Ok, so running codecrafters submit worked perfectly, but running codecrafters test will fail with the connection reset error.

@afresquet We’re currently investigating the handshake issue. While it might take some time, I’ll keep you updated once we have a resolution.

This is what it turned out to be! Our hosted peers (we use an off-the-shelf bittorrent client that is battle tested & production-ready) have a check that prevent multiple connections from the same IP - and our test runners can occasionally share outbound IPs, especially when we have a lot of activity and have to place multiple runners on the same machine.

We’re looking into a solution here, will update once done!

@warpftl In addition to the tester runner IP issue Paul mentioned, peers will not accept multiple connections with the same peer_id either.

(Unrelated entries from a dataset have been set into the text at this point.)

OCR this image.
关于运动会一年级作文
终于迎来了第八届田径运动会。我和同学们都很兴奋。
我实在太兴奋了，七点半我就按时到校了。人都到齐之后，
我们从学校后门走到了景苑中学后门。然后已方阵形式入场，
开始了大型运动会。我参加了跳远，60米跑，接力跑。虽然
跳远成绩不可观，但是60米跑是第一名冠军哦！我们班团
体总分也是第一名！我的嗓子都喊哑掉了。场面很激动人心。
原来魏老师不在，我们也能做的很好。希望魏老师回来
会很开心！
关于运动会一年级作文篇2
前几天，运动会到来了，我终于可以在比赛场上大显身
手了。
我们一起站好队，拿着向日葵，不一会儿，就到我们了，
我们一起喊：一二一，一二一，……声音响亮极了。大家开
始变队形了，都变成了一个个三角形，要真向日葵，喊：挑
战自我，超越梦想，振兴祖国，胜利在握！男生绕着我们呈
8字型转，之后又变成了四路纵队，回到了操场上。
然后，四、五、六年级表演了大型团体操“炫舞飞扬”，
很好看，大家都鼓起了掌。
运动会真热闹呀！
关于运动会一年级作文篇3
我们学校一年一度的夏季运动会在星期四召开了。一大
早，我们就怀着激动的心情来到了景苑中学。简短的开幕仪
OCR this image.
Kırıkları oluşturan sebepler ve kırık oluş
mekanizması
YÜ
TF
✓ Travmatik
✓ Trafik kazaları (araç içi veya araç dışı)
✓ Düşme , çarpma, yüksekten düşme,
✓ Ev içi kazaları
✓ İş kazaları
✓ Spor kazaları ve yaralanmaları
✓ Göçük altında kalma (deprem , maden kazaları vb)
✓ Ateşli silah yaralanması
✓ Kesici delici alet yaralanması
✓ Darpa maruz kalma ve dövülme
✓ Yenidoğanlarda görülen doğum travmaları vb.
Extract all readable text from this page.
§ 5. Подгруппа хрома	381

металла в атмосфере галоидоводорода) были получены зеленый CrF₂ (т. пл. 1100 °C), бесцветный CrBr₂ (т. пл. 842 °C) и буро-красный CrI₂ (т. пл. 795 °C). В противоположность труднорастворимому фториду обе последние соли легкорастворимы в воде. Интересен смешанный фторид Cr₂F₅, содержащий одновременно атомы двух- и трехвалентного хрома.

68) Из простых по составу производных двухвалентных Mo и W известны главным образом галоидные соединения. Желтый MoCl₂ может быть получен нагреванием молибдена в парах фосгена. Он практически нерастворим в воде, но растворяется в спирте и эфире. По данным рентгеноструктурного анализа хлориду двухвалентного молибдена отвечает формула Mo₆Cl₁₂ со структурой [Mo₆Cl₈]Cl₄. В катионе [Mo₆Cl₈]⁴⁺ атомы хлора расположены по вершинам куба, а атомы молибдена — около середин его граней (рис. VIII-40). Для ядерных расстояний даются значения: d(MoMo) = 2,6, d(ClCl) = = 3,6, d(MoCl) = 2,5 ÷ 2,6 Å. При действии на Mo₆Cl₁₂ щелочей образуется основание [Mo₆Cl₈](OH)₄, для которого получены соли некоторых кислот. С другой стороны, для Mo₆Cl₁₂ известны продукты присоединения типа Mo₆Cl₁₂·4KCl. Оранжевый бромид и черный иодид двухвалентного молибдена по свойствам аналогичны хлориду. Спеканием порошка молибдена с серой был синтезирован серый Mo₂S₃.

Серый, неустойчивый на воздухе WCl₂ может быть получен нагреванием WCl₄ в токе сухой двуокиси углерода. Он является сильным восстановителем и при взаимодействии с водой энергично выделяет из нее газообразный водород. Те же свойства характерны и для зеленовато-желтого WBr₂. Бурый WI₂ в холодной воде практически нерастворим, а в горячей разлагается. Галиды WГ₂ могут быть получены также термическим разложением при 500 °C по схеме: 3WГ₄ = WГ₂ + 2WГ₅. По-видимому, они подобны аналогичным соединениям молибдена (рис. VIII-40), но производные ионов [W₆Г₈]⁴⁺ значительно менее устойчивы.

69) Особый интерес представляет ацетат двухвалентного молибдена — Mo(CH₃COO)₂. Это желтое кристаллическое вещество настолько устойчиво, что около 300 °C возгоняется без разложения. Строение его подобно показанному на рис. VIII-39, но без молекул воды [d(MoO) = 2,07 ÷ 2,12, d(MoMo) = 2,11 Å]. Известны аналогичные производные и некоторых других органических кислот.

Using a constant ID like 00112233445566778899 increases the likelihood of colliding with another Codecrafters user. Apologies, we’ll be updating course instructions about this.

1 Like

@sarp Ah that makes sense, I can see why this might be an issue.

I tried a few more test runs after changing the peer ID to a random number, but it seems there is there is no major improvement in the failure rate (it still fails more than half the time). Even if the last stage passes (downloading the entire file), often the older stage fails (downloading a single piece), which is blocker for moving ahead.

I was wondering if the logs can have more details about why the connection is being reset (reused peer id, connection from same IP, invalid handshake or peer message). This would be helpful in debugging the specific issue.

2 Likes

Just wanted to add that I am experience the same issues as well. I was able to successfully download and validate the pieces and entire file for all provided torrents. Yet it fails both times on the test runner.

I understand this being worked on, just wanted to validate that I am also being the issue. Best of luck!

@mole-179 Thanks for sharing your experience! We’ll keep you updated on any progress.

@rohitpaulk @sarp I saw the post in the other thread and tried running my code a few more times.

It seems to pass consistently now, thank you for fixing this!

1 Like

It is working for me now. Thank you!

1 Like

This topic was automatically closed 5 days after the last reply. New replies are no longer allowed.